Two weeks after one of the worst chareidi media incidents we’ve ever experienced in the UK, we worked with others to create one of the best. Hatzola members rose to the challenge and promptly trained as vaccinators, spending Motzaei Shabbos alongside National Health Service clinicians to vaccinate hundreds of high-priority local residents in a local health center.

The pictures of chassidim in their Shabbos finery coming to get their jab, and of Hatzola volunteers vaccinating members of all different ethnic backgrounds, were broadcast around the world. The event was lauded all the way from Downing Street down to the local town hall. The tide of negativity turned into something much more positive.

In my experience, most in the media are happy to engage with us and get a good positive story. And it’s so easy for us to achieve that, because there’s so much good going on in the community. All they currently know is the lashon hara they are privy to. If they would get to know us more and see how we contribute to the country as a whole, it would paint an entirely different picture.

What do you wish every starting journalist knew about our community? What’s a mistake too many of them make?

I wish they would spend a short amount of time immersing themselves in the community before writing about us. Our community has an amazing warmth and vibe, which visitors pick up and appreciate.

Pre-COVID, Interlink arranged many community visits for political and government leaders. We would take them into organizations and mosdos, and introduce them to members of the community. The results were spectacular. Rabbi Pinter used to take people through Yesodey Hatorah School and casually point out how none of the pupils’ lockers were actually locked. This tiny detail is a massive eye-opener, something very different from what is normally seen.

A media outlet recently asked me to arrange access to Hatzola, as part of an initiative they are doing to dispatch their new journalists to different communities, to experience “a day in the life.” If all media outlets were to do that, getting up close with Jewish life and witnessing how much giving and goodness there is in the community, they would be humbled.

And if an outsider were to observe our local rabbanim on any given day, how they greet every person, their humility, their devotion to our community, they would be equally awed.

Indeed, sometimes a journalist will have an opinion or will have been ill-informed, but if they are not ill-intentioned, then this kind of immersive experience can be a real turn-around.

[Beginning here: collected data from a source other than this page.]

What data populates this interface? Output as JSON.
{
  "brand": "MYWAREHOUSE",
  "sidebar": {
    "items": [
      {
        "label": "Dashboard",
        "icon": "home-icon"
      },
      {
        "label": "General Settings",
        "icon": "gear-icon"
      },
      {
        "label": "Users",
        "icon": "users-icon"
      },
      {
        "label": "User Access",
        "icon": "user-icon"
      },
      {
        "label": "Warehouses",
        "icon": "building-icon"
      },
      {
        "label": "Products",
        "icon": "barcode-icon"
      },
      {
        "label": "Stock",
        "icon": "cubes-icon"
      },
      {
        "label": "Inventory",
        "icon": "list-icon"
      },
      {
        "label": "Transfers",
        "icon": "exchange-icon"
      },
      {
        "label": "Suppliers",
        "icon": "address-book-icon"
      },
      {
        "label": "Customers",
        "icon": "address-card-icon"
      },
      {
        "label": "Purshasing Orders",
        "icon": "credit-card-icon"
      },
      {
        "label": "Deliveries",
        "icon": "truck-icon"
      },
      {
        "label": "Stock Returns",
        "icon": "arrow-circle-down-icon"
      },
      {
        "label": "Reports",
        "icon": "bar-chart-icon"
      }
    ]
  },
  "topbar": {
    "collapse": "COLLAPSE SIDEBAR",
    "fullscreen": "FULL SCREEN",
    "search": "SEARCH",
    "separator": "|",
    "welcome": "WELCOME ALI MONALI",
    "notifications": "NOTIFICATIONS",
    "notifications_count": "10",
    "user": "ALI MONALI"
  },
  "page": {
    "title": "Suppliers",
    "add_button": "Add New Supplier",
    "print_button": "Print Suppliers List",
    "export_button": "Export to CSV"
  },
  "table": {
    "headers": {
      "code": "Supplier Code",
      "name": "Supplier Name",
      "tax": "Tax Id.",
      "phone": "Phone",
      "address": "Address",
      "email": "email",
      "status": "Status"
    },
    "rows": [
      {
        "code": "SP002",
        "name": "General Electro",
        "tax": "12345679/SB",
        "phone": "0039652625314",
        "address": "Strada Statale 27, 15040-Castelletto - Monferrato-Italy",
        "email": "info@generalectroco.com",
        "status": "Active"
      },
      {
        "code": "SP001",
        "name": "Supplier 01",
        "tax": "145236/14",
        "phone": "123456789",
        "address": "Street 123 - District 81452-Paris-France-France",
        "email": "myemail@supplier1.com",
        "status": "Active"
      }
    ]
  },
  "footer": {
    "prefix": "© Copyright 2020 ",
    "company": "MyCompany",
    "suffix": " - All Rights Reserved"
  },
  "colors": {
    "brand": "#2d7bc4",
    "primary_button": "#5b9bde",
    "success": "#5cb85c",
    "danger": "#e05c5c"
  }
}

A BBC producer once expressed her surprise that Stamford Hill wasn’t “a square mile where only Jewish people resided and nobody was allowed in or out.” That’s the distorted impression this journalist had. Some of them haven’t had a chance to see the inside story or hear it from an inside representative.

How can the average frum Jew be a good ambassador?

We have to be aware that everything we do can and does reflect on the whole of Klal Yisrael. Be a mensch, treat others like you would want to be treated yourself, and remember that you are exactly that ambassador.